MHP Genel Başkan Yardımcısı ve İstanbul Milletvekili Feti Yıldız terör örgütü PKK'nın silah bırakmasının ardından başlayan yeni sürece dair çalışmalar kapsamında Meclis'teki komisyonun ilk toplantısında, MHP Genel Başkanı Devlet Bahçeli'nin, 1 Ekim 2024'te DEM Parti'lilerin elini sıkmasıyla başlayan gelişmelerin siyasi bir sürece ve devlet projesine dönüştüğünü belirtti.
Komisyonun, demokratik sınırlar içinde her partinin görüşlerini paylaşması ve önerilerini sunması için önemli bir fırsat olduğunu vurgulayan Yıldız, anaların gözyaşının akmadığı bir geleceğin inşası için gayret gösterilmesini beklediklerini dile getirdi.
'BU FIRSATI HEBA ETMEYELİM'
"Kendi dışındaki siyasi partileri düşman olarak görmeyen, hayatını bu esasa göre şekillendiren, politik anlayışını buna uygun şekilde biçimlendiren bir duruşa ihtiyacımız var" diyen Yıldız, 41 yıllık ağır bir sorunun etkilerini çözmeye çalıştıklarını ifade etti.
Yıldız "Ülkemizin enerjisini sömüren, sosyal maliyeti gerçekten çok yüksek bir terör belasını tarihin çöplüğüne atmak için elimizde büyük bir fırsat var.

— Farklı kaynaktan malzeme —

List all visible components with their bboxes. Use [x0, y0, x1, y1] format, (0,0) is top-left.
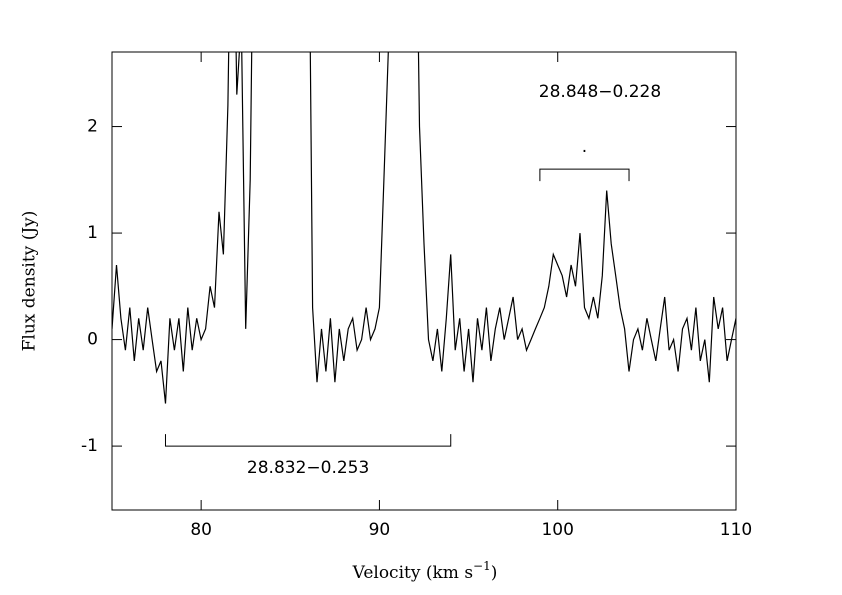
bracket [164, 434, 452, 447]
y-tick-label: 1 [87, 223, 98, 243]
x-axis-label: Velocity (km s−1) [352, 559, 498, 583]
y-tick-label: -1 [81, 436, 98, 456]
x-axis-label-text: Velocity (km s [352, 563, 473, 583]
plot-frame [111, 51, 737, 511]
source-label: 28.848−0.228 [539, 82, 661, 102]
bracket [539, 168, 630, 182]
x-tick-label: 90 [369, 520, 391, 540]
x-tick-label: 100 [541, 520, 573, 540]
x-axis-label-sup: −1 [473, 559, 491, 573]
x-axis-label-tail: ) [491, 563, 498, 583]
x-tick-label: 110 [720, 520, 752, 540]
bracket-label: 28.832−0.253 [247, 458, 369, 478]
x-tick-label: 80 [190, 520, 212, 540]
spectrum-line [112, 52, 736, 404]
bracket-label: . [582, 137, 587, 157]
y-tick-label: 2 [87, 117, 98, 137]
y-axis-label: Flux density (Jy) [20, 211, 40, 352]
y-tick-label: 0 [87, 330, 98, 350]
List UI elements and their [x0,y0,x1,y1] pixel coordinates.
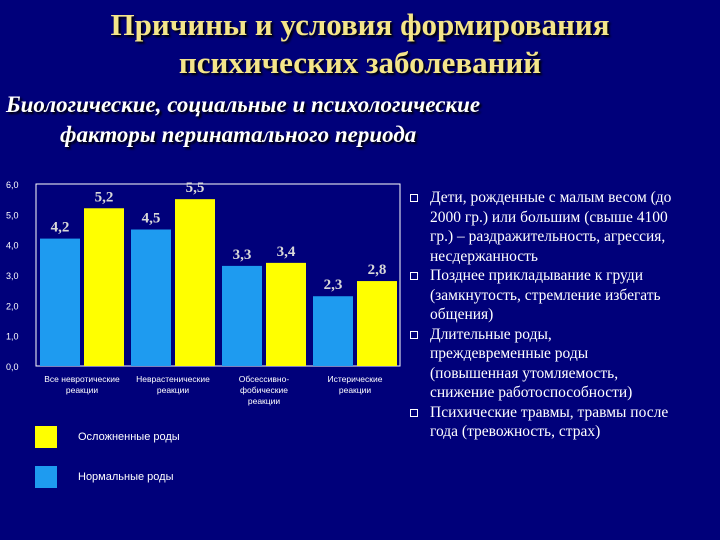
bullet-text-line: (повышенная утомляемость, [430,364,619,382]
bullet-item: Позднее прикладывание к груди (замкнутост… [410,266,715,325]
data-label: 4,5 [142,211,161,227]
data-label: 2,8 [368,262,387,278]
bullet-text-line: года (тревожность, страх) [430,423,601,440]
bullet-item: Дети, рожденные с малым весом (до 2000 гр… [410,188,715,266]
bullet-text-line: преждевременные роды [430,345,589,362]
bar [175,199,215,366]
category-label: реакции [339,385,372,395]
bar [266,262,306,366]
y-tick-label: 2,0 [6,301,19,311]
y-tick-label: 1,0 [6,332,19,342]
slide-subtitle-line-1: Биологические, социальные и психологичес… [6,92,481,117]
bar [131,229,171,366]
data-label: 2,3 [324,277,343,293]
category-label: Обсессивно- [239,374,290,384]
bullet-marker-icon [410,330,418,339]
category-label: реакции [66,385,99,395]
bar-chart: 6,0 5,0 4,0 3,0 2,0 1,0 0,0 4,2 5,2 Все невротиче… [6,180,401,488]
slide-title-line-2: психических заболеваний [178,45,542,80]
slide-subtitle-line-2: факторы перинатального периода [60,122,417,147]
bullet-marker-icon [410,194,418,202]
bar [222,265,262,366]
bullet-text-line: Дети, рожденные с малым весом (до [430,189,672,206]
category-label: Неврастенические [136,374,210,384]
bar [40,238,80,366]
slide-title-line-1: Причины и условия формирования [110,7,610,42]
legend-label: Осложненные роды [78,431,180,443]
bullet-text-line: снижение работоспособности) [430,384,633,401]
data-label: 3,4 [277,244,296,260]
category-label: Все невротические [44,374,120,384]
legend-swatch [35,466,57,488]
data-label: 5,2 [95,189,114,205]
bullet-marker-icon [410,272,418,280]
bullet-item: Психические травмы, травмы после года (тр… [410,403,715,442]
bullet-text-line: несдержанность [430,247,538,265]
bullet-text-line: Длительные роды, [430,325,552,343]
y-tick-label: 0,0 [6,362,19,372]
data-label: 3,3 [233,247,252,263]
slide-subtitle: Биологические, социальные и психологичес… [6,90,706,150]
bullet-text-line: Психические травмы, травмы после [430,403,669,421]
bullet-marker-icon [410,408,418,417]
bullet-text-line: гр.) – раздражительность, агрессия, [430,228,666,245]
bar [313,296,353,366]
bar [357,281,397,366]
legend-label: Нормальные роды [78,471,174,483]
bullet-text-line: Позднее прикладывание к груди [430,267,643,284]
y-tick-label: 4,0 [6,241,19,251]
y-tick-label: 3,0 [6,271,19,281]
category-label: фобические [240,385,288,395]
y-tick-label: 5,0 [6,210,19,220]
data-label: 5,5 [186,180,205,196]
bar [84,208,124,366]
category-label: Истерические [328,374,383,384]
y-tick-label: 6,0 [6,180,19,190]
slide-title: Причины и условия формирования психическ… [0,6,720,82]
data-label: 4,2 [51,220,70,236]
category-label: реакции [248,396,281,406]
bullet-item: Длительные роды, преждевременные роды (пов… [410,325,715,403]
bullet-text-line: общения) [430,306,494,323]
bullet-list: Дети, рожденные с малым весом (до 2000 гр… [410,188,715,442]
category-label: реакции [157,385,190,395]
bullet-text-line: 2000 гр.) или большим (свыше 4100 [430,208,668,226]
bullet-text-line: (замкнутость, стремление избегать [430,286,661,304]
legend-swatch [35,426,57,448]
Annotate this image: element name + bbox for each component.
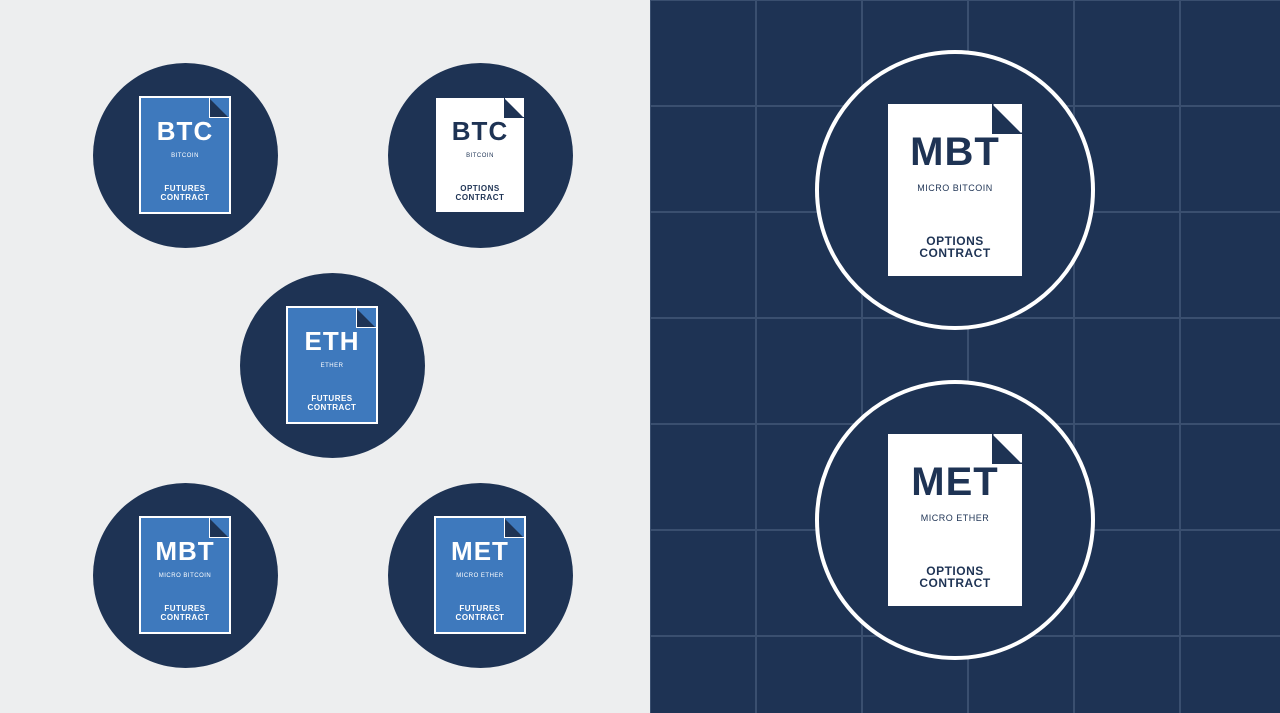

Bu fırsatı heba etmeyelim. Birbirimizi itibarsızlaştırmak yerine anlamaya çalışalım" diye konuştu.
'SÜKUNET İLE DÜŞÜNELİM'
Görevlerinin "Terörsüz Türkiye" ve bağlantılı olarak bazı sorunların çözümü konusunda farklı görüşlerin kesişme noktalarına müşterek çözümler üretmek olduğunu aktaran Yıldız, konuşmasını şöyle sürdürdü:
"Askerimize, polisimize, korucumuza, öğretmenimize, şehidimize, şühedamıza, gazimize, terörden büyük bedel ödeyen masum insanlarımıza karşı sorumluluğumuzu biliyoruz. Toplumun tamamını kucaklayan, temel hak ve özgürlükler alanını genişleten, vatandaşların ülkeye aidiyetini ve devlete güvenini pekiştiren adımlar atılırken yeni bir dil inşa edelim.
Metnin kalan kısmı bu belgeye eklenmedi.